Kalaw und Trekking zum Inle Lake

Tag 346-350

Abkühlung in Kalaw

Nach den Tagen in Bagan zog es uns in etwas kühlere Gefilde, und wir nach Westen nach Kalaw. Kalaw liegt erhöht im westlichen Shan-Staat und ist Ausgangspunkt für einige Trekking-Routen in Richtung Inle Lake. Als wir am Samstag, 22. November, aus dem Bus ausstiegen, freuten wir uns über das gemäßigte Kilma und suchten uns eine Bleibe für die Nacht.

Über unsere Unterkunft konnten wir dann auch gleich eine Trekking-Tour buchen und wir entschieden uns für ein 3-tägiges Trekking mit gemäßigtem Anspruch.

Trekking zum Inle Lake

Am Sonntag ging es dann auch direkt los. Mit uns in der Gruppe waren die zwei Berliner Hendrik und Uwe. Unser Guide Aung So führte uns über gewundene Pfade durch fast mitteleuropäisch anmutende Landschaften. Getreidefelder und Laubwald wechselten sich ab, es ging über leichte Anhöhen, die einen tollen Ausblick auf weite Täler boten.

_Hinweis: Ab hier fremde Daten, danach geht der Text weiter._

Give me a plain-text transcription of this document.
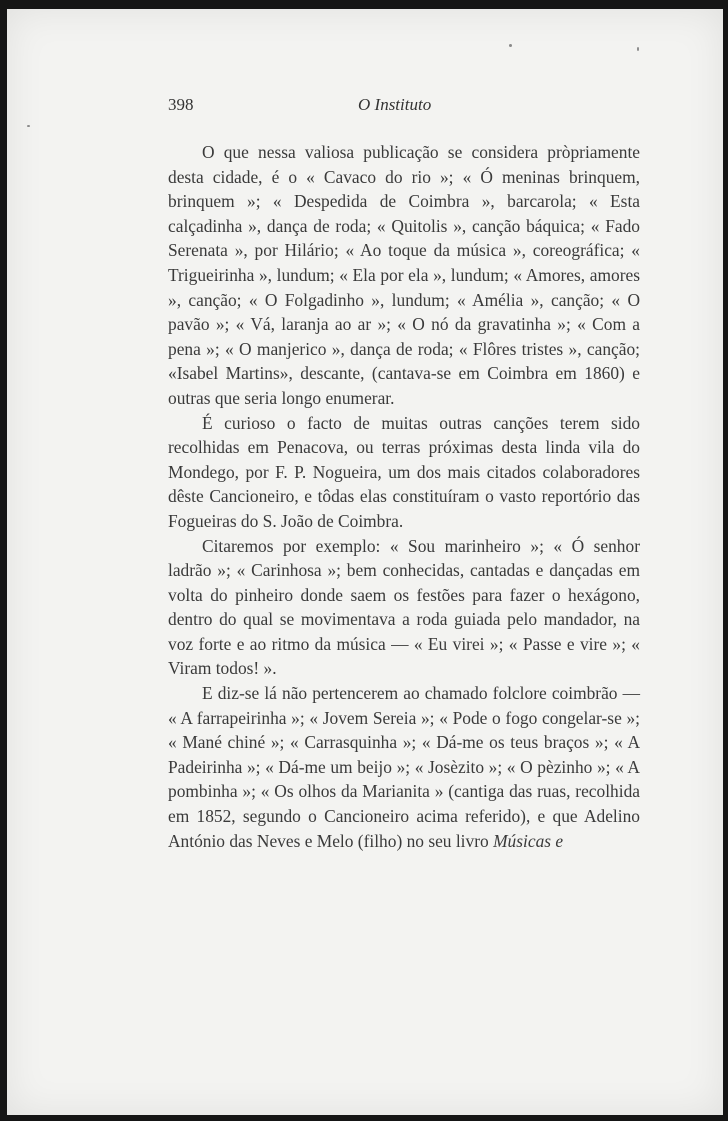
398	O Instituto

O que nessa valiosa publicação se considera pròpriamente desta cidade, é o « Cavaco do rio »; « Ó meninas brinquem, brinquem »; « Despedida de Coimbra », barcarola; « Esta calçadinha », dança de roda; « Quitolis », canção báquica; « Fado Serenata », por Hilário; « Ao toque da música », coreográfica; « Trigueirinha », lundum; « Ela por ela », lundum; « Amores, amores », canção; « O Folgadinho », lundum; « Amélia », canção; « O pavão »; « Vá, laranja ao ar »; « O nó da gravatinha »; « Com a pena »; « O manjerico », dança de roda; « Flôres tristes », canção; «Isabel Martins», descante, (cantava-se em Coimbra em 1860) e outras que seria longo enumerar.

É curioso o facto de muitas outras canções terem sido recolhidas em Penacova, ou terras próximas desta linda vila do Mondego, por F. P. Nogueira, um dos mais citados colaboradores dêste Cancioneiro, e tôdas elas constituíram o vasto reportório das Fogueiras do S. João de Coimbra.

Citaremos por exemplo: « Sou marinheiro »; « Ó senhor ladrão »; « Carinhosa »; bem conhecidas, cantadas e dançadas em volta do pinheiro donde saem os festões para fazer o hexágono, dentro do qual se movimentava a roda guiada pelo mandador, na voz forte e ao ritmo da música — « Eu virei »; « Passe e vire »; « Viram todos! ».

E diz-se lá não pertencerem ao chamado folclore coimbrão — « A farrapeirinha »; « Jovem Sereia »; « Pode o fogo congelar-se »; « Mané chiné »; « Carrasquinha »; « Dá-me os teus braços »; « A Padeirinha »; « Dá-me um beijo »; « Josèzito »; « O pèzinho »; « A pombinha »; « Os olhos da Marianita » (cantiga das ruas, recolhida em 1852, segundo o Cancioneiro acima referido), e que Adelino António das Neves e Melo (filho) no seu livro Músicas e
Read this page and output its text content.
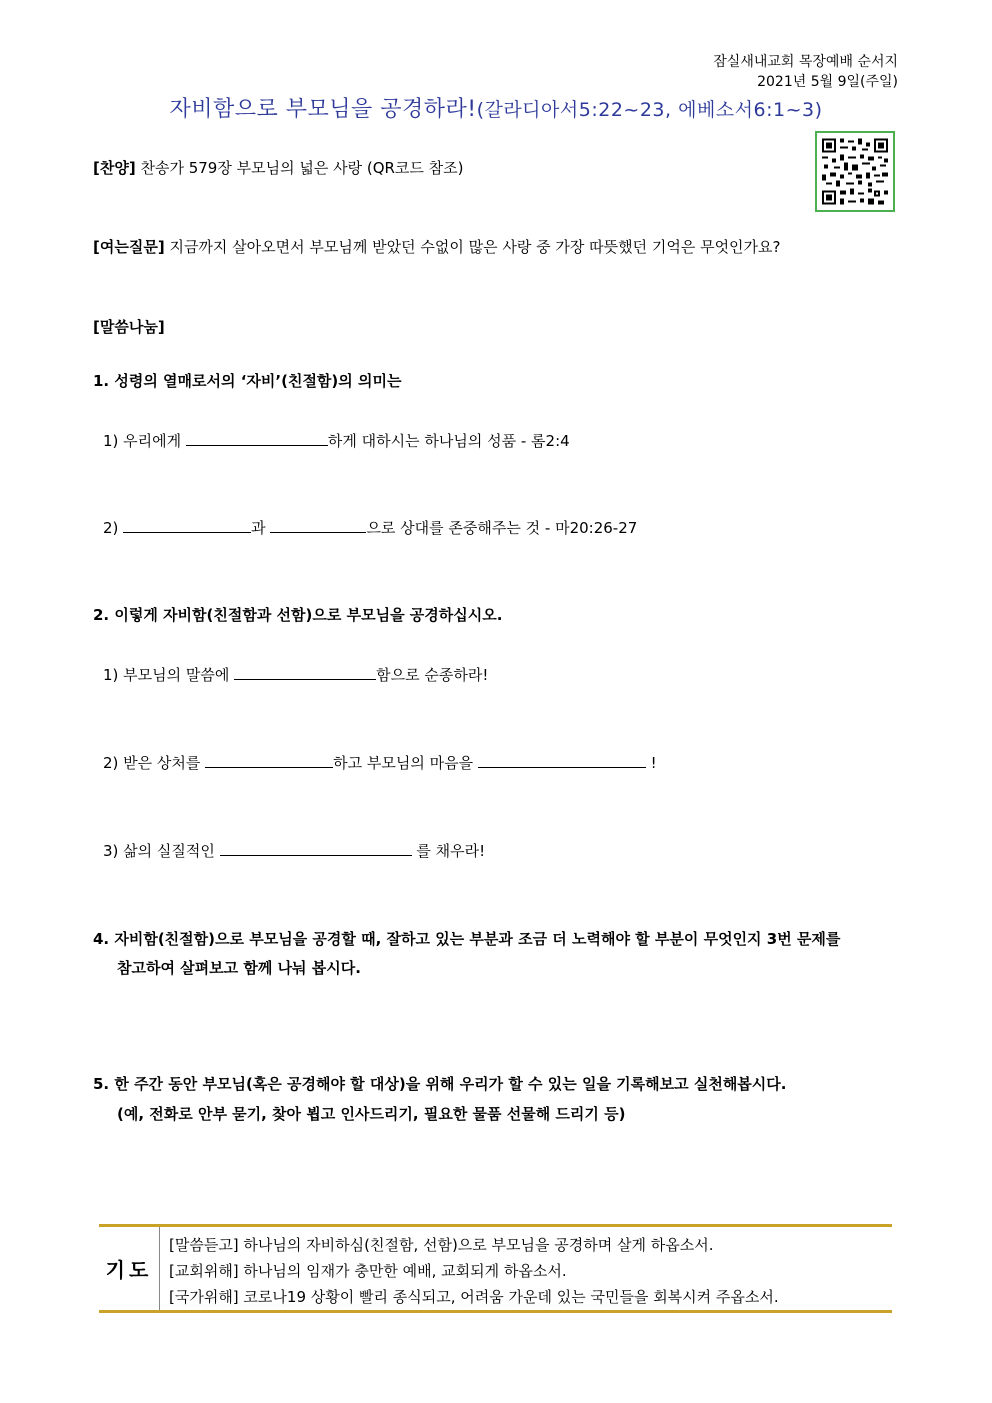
잠실새내교회 목장예배 순서지
2021년 5월 9일(주일)
자비함으로 부모님을 공경하라!(갈라디아서5:22~23, 에베소서6:1~3)
[찬양] 찬송가 579장 부모님의 넓은 사랑 (QR코드 참조)
[여는질문] 지금까지 살아오면서 부모님께 받았던 수없이 많은 사랑 중 가장 따뜻했던 기억은 무엇인가요?
[말씀나눔]
1. 성령의 열매로서의 ‘자비’(친절함)의 의미는
1) 우리에게	하게 대하시는 하나님의 성품 - 롬2:4
2)	과	으로 상대를 존중해주는 것 - 마20:26-27
2. 이렇게 자비함(친절함과 선함)으로 부모님을 공경하십시오.
1) 부모님의 말씀에	함으로 순종하라!
2) 받은 상처를	하고 부모님의 마음을	!
3) 삶의 실질적인	를 채우라!
4. 자비함(친절함)으로 부모님을 공경할 때, 잘하고 있는 부분과 조금 더 노력해야 할 부분이 무엇인지 3번 문제를
참고하여 살펴보고 함께 나눠 봅시다.
5. 한 주간 동안 부모님(혹은 공경해야 할 대상)을 위해 우리가 할 수 있는 일을 기록해보고 실천해봅시다.
(예, 전화로 안부 묻기, 찾아 뵙고 인사드리기, 필요한 물품 선물해 드리기 등)
기도
[말씀듣고] 하나님의 자비하심(친절함, 선함)으로 부모님을 공경하며 살게 하옵소서.
[교회위해] 하나님의 임재가 충만한 예배, 교회되게 하옵소서.
[국가위해] 코로나19 상황이 빨리 종식되고, 어려움 가운데 있는 국민들을 회복시켜 주옵소서.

Zur Mittagszeit stieß der Koch zu uns, der uns mit warmem Essen verköstigte. Wir trekkten fast den ganzen Tag bei angenehmen Temperaturen und einem nicht allzu fordernden Weg. Von der Anstrengung her also nicht ansatzweise vergleichbar mit unserem Trekking in Laos und somit etwas mehr orientiert an der Belastbarkeit westlicher Urlauber – trotzdem natürlich eine schöne Erfahrung.

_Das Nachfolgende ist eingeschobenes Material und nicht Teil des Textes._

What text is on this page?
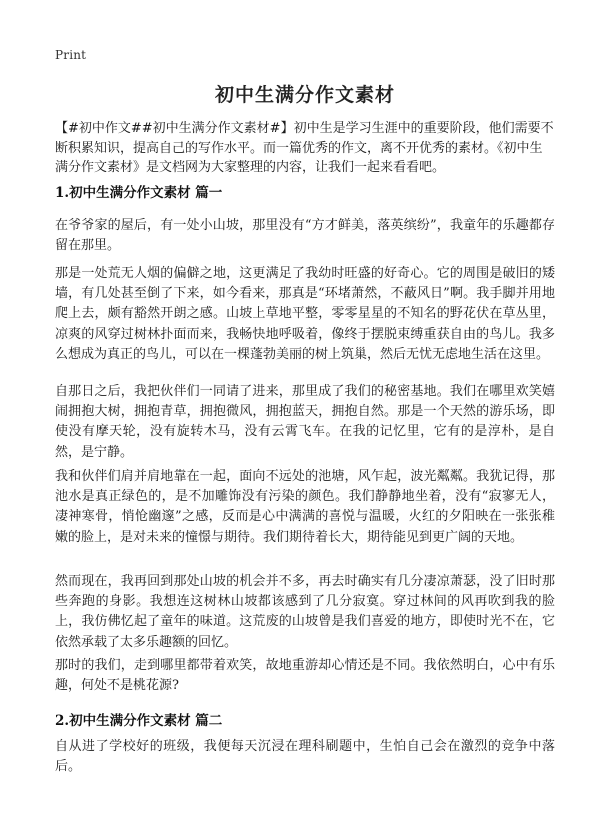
Print
初中生满分作文素材
【#初中作文##初中生满分作文素材#】初中生是学习生涯中的重要阶段，他们需要不断积累知识，提高自己的写作水平。而一篇优秀的作文，离不开优秀的素材。《初中生满分作文素材》是文档网为大家整理的内容，让我们一起来看看吧。
1.初中生满分作文素材 篇一
在爷爷家的屋后，有一处小山坡，那里没有“方才鲜美，落英缤纷”，我童年的乐趣都存留在那里。
那是一处荒无人烟的偏僻之地，这更满足了我幼时旺盛的好奇心。它的周围是破旧的矮墙，有几处甚至倒了下来，如今看来，那真是“环堵萧然，不蔽风日”啊。我手脚并用地爬上去，颇有豁然开朗之感。山坡上草地平整，零零星星的不知名的野花伏在草丛里，凉爽的风穿过树林扑面而来，我畅快地呼吸着，像终于摆脱束缚重获自由的鸟儿。我多么想成为真正的鸟儿，可以在一棵蓬勃美丽的树上筑巢，然后无忧无虑地生活在这里。
自那日之后，我把伙伴们一同请了进来，那里成了我们的秘密基地。我们在哪里欢笑嬉闹拥抱大树，拥抱青草，拥抱微风，拥抱蓝天，拥抱自然。那是一个天然的游乐场，即使没有摩天轮，没有旋转木马，没有云霄飞车。在我的记忆里，它有的是淳朴，是自然，是宁静。
我和伙伴们肩并肩地靠在一起，面向不远处的池塘，风乍起，波光粼粼。我犹记得，那池水是真正绿色的，是不加雕饰没有污染的颜色。我们静静地坐着，没有“寂寥无人，凄神寒骨，悄怆幽邃”之感，反而是心中满满的喜悦与温暖，火红的夕阳映在一张张稚嫩的脸上，是对未来的憧憬与期待。我们期待着长大，期待能见到更广阔的天地。
然而现在，我再回到那处山坡的机会并不多，再去时确实有几分凄凉萧瑟，没了旧时那些奔跑的身影。我想连这树林山坡都该感到了几分寂寞。穿过林间的风再吹到我的脸上，我仿佛忆起了童年的味道。这荒废的山坡曾是我们喜爱的地方，即使时光不在，它依然承载了太多乐趣额的回忆。
那时的我们，走到哪里都带着欢笑，故地重游却心情还是不同。我依然明白，心中有乐趣，何处不是桃花源?
2.初中生满分作文素材 篇二
自从进了学校好的班级，我便每天沉浸在理科刷题中，生怕自己会在激烈的竞争中落后。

Am Abend landeten wir in einem Dorf, wo wir übernachteten. Zum Duschen standen draußen Wasserkübel bereit und wir beeilten uns damit, bevor die Kühle der Nacht hereinbrach. Zum Abendessen erhielten wir wieder Köstlichkeiten, die der Koch in der Nachbarhütte gezaubert hatte. Es herrschte kein Mangel an vegetarischen Speisen und wir aßen uns satt.

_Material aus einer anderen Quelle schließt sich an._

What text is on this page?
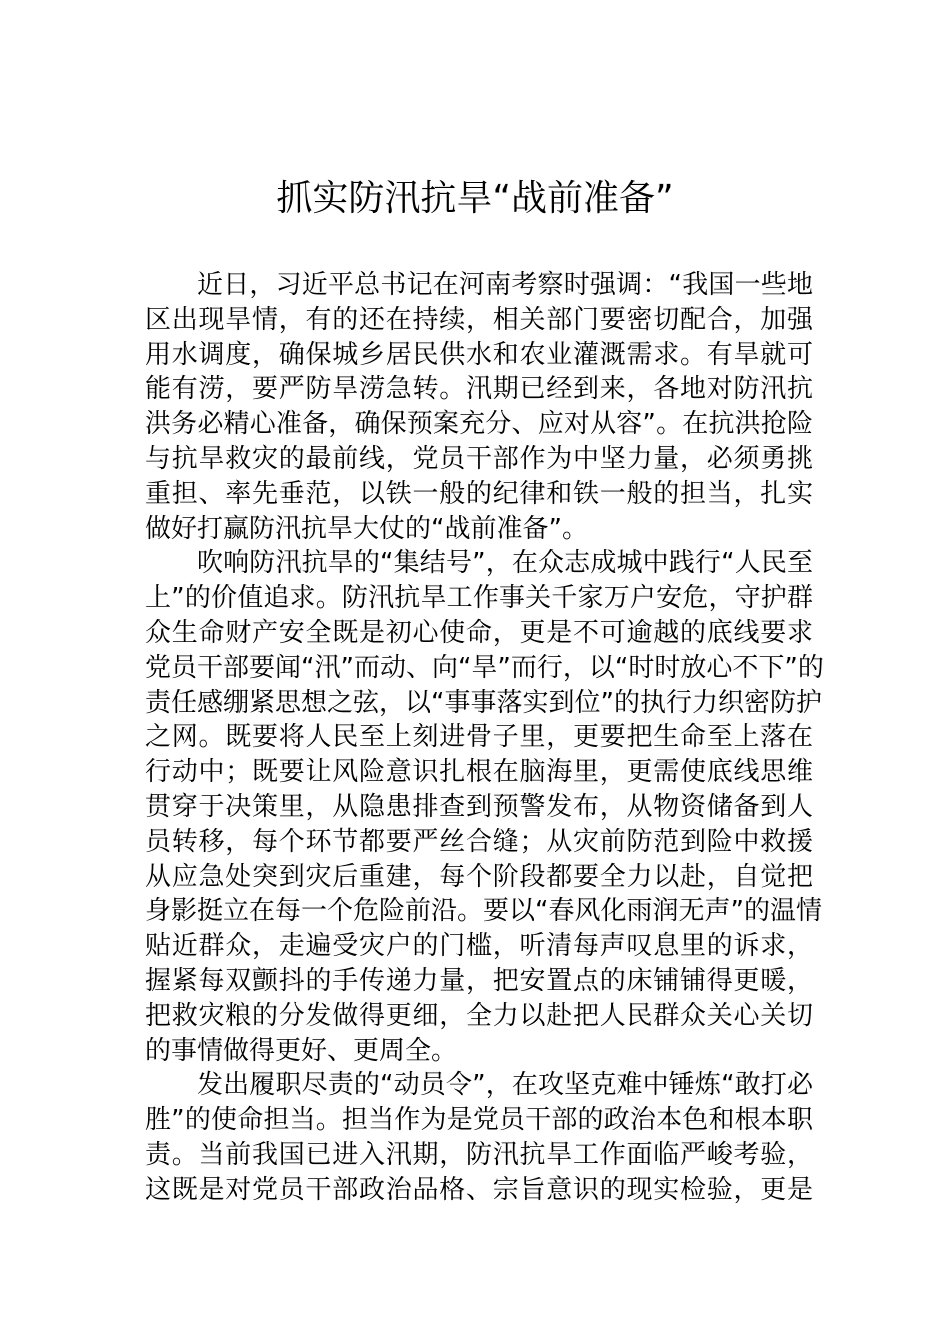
抓实防汛抗旱“战前准备”
近日，习近平总书记在河南考察时强调：“我国一些地
区出现旱情，有的还在持续，相关部门要密切配合，加强
用水调度，确保城乡居民供水和农业灌溉需求。有旱就可
能有涝，要严防旱涝急转。汛期已经到来，各地对防汛抗
洪务必精心准备，确保预案充分、应对从容”。在抗洪抢险
与抗旱救灾的最前线，党员干部作为中坚力量，必须勇挑
重担、率先垂范，以铁一般的纪律和铁一般的担当，扎实
做好打赢防汛抗旱大仗的“战前准备”。
吹响防汛抗旱的“集结号”，在众志成城中践行“人民至
上”的价值追求。防汛抗旱工作事关千家万户安危，守护群
众生命财产安全既是初心使命，更是不可逾越的底线要求
党员干部要闻“汛”而动、向“旱”而行，以“时时放心不下”的
责任感绷紧思想之弦，以“事事落实到位”的执行力织密防护
之网。既要将人民至上刻进骨子里，更要把生命至上落在
行动中；既要让风险意识扎根在脑海里，更需使底线思维
贯穿于决策里，从隐患排查到预警发布，从物资储备到人
员转移，每个环节都要严丝合缝；从灾前防范到险中救援
从应急处突到灾后重建，每个阶段都要全力以赴，自觉把
身影挺立在每一个危险前沿。要以“春风化雨润无声”的温情
贴近群众，走遍受灾户的门槛，听清每声叹息里的诉求，
握紧每双颤抖的手传递力量，把安置点的床铺铺得更暖，
把救灾粮的分发做得更细，全力以赴把人民群众关心关切
的事情做得更好、更周全。
发出履职尽责的“动员令”，在攻坚克难中锤炼“敢打必
胜”的使命担当。担当作为是党员干部的政治本色和根本职
责。当前我国已进入汛期，防汛抗旱工作面临严峻考验，
这既是对党员干部政治品格、宗旨意识的现实检验，更是
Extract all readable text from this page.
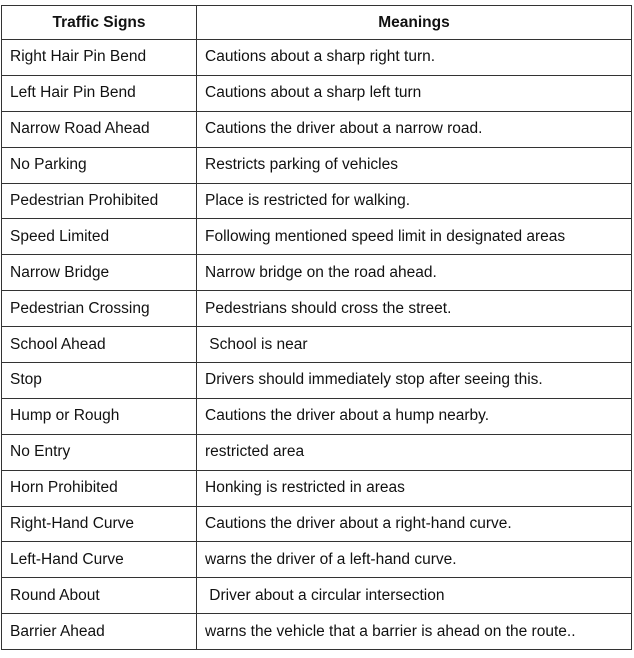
Traffic Signs	Meanings
Right Hair Pin Bend	Cautions about a sharp right turn.
Left Hair Pin Bend	Cautions about a sharp left turn
Narrow Road Ahead	Cautions the driver about a narrow road.
No Parking	Restricts parking of vehicles
Pedestrian Prohibited	Place is restricted for walking.
Speed Limited	Following mentioned speed limit in designated areas
Narrow Bridge	Narrow bridge on the road ahead.
Pedestrian Crossing	Pedestrians should cross the street.
School Ahead	School is near
Stop	Drivers should immediately stop after seeing this.
Hump or Rough	Cautions the driver about a hump nearby.
No Entry	restricted area
Horn Prohibited	Honking is restricted in areas
Right-Hand Curve	Cautions the driver about a right-hand curve.
Left-Hand Curve	warns the driver of a left-hand curve.
Round About	Driver about a circular intersection
Barrier Ahead	warns the vehicle that a barrier is ahead on the route..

Am nächsten Morgen mussten wir früh aufstehen, um unser Tagespensum zu schaffen. Der Sonnenaufgang sorgte für eine tolle Stimmung, die Täler lagen noch versunken im morgendlichen Nebel.

Der zweite Tag verlief ähnlich angenehm. Wir liefen viel, machten aber genug Pausen und wurden gut mit Essen versorgt. Wir gelangten unterwegs auf einen Markt, auf dem wir bei den kleinen Ständen Obst und Wasser nachkaufen konnten.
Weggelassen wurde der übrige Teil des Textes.